Yesterday we looked at how to sous vide your Thanksgiving Day turkey.
I'm all about new techniques and have been clearing counter space for an immersion circulator
as soon as we began selling them in the Cooking District Store
. I will so be trying Zach's recipe and method
sometime very soon, but it will not be this Thanksgiving. My bird will be coming to the table whole and roasted.
Why? A few years ago I was on a radio show on Thanksgiving Eve with a group of other chefs and food writer types. We were meant to be troubleshooting and saving peoples Thanksgiving meals as they ran into cooking problems. But although I'm sure folks meals and lives were made better with our cheffy tips for adding bacon to their Brussels sprouts and bourbon to the gravy, about halfway though they night I realized that we were dashing far more dreams than inspiring ones. Caller after caller asked how to make their impossibly large turkey both moist of flesh and crisp of skin. And one after the other, the chefs explained that what they really needed to do was to break down the bird, roast the breast, braise the legs and serve it up. "IN PIECES?" one woman said incredulously. You could hear her lips quivering to hold back the tears. While most of our little phone crew were equally incredulous that someone would cling to tradition over culinary perfection, a part of me understood both sides.
Thanksgiving food is all about tradition and sense memory.
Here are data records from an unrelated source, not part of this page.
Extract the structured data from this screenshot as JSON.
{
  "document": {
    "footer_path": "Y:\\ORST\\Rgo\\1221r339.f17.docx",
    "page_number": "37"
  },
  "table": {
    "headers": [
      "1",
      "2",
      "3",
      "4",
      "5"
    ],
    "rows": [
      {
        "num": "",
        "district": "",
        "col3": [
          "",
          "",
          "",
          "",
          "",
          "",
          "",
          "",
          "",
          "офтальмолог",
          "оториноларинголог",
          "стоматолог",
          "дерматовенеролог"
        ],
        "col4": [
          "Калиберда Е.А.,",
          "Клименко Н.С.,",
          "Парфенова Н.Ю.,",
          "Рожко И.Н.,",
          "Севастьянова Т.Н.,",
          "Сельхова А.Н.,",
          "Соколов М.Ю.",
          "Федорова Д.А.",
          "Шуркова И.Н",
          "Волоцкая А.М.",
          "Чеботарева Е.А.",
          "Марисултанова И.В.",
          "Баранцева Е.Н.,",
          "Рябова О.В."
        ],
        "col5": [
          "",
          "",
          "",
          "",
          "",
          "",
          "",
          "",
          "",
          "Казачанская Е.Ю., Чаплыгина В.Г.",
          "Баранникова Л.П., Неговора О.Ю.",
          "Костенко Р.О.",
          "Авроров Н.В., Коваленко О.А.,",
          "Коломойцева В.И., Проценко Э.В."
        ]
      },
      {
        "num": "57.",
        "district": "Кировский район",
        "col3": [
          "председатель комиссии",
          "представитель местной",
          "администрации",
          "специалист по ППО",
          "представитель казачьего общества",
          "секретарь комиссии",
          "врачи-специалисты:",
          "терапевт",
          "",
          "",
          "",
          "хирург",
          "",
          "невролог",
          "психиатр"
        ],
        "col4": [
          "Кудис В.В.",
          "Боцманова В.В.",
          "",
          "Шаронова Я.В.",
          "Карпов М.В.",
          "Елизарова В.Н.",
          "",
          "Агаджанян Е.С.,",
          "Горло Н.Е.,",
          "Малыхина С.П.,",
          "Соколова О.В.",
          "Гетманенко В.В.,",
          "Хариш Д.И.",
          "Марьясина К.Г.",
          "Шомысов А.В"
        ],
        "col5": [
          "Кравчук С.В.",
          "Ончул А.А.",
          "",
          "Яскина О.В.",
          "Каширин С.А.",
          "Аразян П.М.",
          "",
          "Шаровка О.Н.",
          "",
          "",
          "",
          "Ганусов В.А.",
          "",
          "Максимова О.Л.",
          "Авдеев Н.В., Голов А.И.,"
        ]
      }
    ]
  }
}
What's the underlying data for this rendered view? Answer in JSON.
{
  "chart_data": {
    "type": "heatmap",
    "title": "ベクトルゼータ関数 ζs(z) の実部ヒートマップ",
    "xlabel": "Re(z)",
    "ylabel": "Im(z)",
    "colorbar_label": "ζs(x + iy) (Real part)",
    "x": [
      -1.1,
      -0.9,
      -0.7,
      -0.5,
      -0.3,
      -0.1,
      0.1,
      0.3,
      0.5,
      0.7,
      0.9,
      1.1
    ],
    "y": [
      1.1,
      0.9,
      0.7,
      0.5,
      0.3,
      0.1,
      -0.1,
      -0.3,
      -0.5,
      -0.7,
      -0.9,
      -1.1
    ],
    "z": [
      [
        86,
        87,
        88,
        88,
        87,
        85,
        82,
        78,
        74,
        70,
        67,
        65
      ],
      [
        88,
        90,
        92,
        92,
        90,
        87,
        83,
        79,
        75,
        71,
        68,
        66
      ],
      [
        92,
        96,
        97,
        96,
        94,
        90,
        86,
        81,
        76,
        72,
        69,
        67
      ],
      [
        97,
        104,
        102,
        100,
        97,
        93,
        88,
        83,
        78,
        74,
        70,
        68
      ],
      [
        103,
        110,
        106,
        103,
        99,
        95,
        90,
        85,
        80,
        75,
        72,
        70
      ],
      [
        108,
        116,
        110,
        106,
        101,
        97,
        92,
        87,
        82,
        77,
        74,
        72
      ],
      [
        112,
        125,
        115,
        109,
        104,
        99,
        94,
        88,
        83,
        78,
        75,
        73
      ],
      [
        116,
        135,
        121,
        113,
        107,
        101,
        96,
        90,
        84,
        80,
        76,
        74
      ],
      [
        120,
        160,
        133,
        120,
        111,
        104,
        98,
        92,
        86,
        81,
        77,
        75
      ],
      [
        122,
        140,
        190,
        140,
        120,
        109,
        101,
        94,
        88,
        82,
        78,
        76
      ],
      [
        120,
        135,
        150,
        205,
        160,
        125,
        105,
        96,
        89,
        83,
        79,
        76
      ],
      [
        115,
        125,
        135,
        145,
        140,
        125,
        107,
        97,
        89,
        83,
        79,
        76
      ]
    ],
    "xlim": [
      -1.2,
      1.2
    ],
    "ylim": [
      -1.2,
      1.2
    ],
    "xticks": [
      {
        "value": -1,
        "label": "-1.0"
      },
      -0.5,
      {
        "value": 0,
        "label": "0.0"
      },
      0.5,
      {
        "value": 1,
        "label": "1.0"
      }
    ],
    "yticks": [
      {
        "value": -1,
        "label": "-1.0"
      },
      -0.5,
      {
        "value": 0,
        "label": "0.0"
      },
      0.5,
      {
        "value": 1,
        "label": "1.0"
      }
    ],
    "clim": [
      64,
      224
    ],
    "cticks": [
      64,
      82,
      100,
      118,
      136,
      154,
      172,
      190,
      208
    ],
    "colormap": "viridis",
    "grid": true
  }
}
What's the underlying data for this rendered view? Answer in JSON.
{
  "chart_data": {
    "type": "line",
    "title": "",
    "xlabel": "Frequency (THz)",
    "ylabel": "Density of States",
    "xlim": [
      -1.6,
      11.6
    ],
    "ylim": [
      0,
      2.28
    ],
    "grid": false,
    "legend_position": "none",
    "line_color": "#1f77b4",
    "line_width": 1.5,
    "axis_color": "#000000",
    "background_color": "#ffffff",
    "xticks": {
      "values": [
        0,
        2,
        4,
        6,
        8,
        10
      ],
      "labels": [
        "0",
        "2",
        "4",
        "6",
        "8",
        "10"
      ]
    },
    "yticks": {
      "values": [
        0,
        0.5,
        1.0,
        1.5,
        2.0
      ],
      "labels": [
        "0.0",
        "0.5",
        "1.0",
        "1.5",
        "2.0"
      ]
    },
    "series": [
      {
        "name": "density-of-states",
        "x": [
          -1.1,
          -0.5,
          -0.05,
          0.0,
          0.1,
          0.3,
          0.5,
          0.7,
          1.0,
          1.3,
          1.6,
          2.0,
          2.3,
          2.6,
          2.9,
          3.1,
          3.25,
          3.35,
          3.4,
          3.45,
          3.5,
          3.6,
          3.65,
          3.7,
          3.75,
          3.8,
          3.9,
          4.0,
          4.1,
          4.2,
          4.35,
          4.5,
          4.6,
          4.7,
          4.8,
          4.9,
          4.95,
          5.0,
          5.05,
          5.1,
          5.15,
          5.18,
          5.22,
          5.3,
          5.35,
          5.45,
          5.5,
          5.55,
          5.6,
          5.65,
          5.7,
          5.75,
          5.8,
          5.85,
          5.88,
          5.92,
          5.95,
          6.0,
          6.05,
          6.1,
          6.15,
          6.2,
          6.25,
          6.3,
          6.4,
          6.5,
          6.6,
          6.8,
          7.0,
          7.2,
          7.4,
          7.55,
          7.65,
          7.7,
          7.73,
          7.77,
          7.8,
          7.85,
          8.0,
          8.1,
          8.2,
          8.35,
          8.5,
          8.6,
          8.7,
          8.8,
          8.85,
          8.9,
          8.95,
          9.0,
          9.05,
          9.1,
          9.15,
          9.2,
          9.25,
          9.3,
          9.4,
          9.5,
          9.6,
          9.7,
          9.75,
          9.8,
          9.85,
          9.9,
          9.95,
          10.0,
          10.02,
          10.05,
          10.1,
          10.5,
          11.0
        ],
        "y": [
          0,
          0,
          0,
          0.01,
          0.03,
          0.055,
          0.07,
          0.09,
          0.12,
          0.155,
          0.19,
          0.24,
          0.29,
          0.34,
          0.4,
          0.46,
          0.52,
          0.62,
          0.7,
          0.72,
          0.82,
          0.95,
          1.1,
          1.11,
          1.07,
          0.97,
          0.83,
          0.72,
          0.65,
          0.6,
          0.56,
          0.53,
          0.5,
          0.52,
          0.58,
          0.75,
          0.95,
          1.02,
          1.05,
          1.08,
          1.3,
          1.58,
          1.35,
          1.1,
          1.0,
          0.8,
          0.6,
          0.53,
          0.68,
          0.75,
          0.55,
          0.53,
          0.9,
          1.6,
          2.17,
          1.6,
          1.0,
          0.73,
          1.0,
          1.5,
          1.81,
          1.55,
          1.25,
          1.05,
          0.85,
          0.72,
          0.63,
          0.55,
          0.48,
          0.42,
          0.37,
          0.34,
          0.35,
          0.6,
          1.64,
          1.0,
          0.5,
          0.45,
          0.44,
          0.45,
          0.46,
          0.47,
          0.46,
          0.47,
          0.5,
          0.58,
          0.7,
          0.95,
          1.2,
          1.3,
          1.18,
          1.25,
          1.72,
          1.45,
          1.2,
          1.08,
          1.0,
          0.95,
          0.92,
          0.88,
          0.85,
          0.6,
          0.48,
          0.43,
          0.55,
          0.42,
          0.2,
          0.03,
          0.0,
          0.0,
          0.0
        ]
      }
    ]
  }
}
When you sous vide, you sacrifice the house filling up with the scent of slowly roasting turkey. When you cook it in parts, you miss out on the ceremonial carving. But by cooking the turkey my way, you get a bit of the best of both worlds.
Start with the best turkey you can afford — pastured, free range, heritage. Count on slightly more than a pound of turkey per person. And stay away from super huge birds — more than 15-16 pounds and it will most likely break your heart. If you need more than that, this is where I will say, consider buying extra parts to make up the difference. Or do like my friend D's family does — they cook two 12-14 pound turkeys, referring to the second one as "the sandwich turkey."
Start your turkey 12 to 48 hours in advance. Remove the giblets and pat the turkey dry. Very generously salt and pepper the bird, making sure to hit all of the parts, even the cavity. Then place the seasoned bird in the fridge, uncovered. As it sits, the salt will permeate the meat, making the meat more able to retain it's juices. And allowing the skin to air dry will help make it crispier when you cook it.
Take the turkey out of the fridge about 2 hours before you want to start cooking.
Heat your oven to 450 degrees.
I stuff some compound butter under the skin, tuck in the wings, tie up the drumsticks and place it, breast side up on a rack in a sturdy roasting pan. Pour 2 cups of turkey or chicken broth into the pan.
Place in the oven, and after 5 minutes lower the heat to 350 degrees.
Count on about 13 minutes per pound. Rotate the pan after the first hour and if you notice any part of the bird getting too dark, cover with aluminum foil.
To check that your turkey is done, insert a thermometer into the thigh — it should read 170 degrees.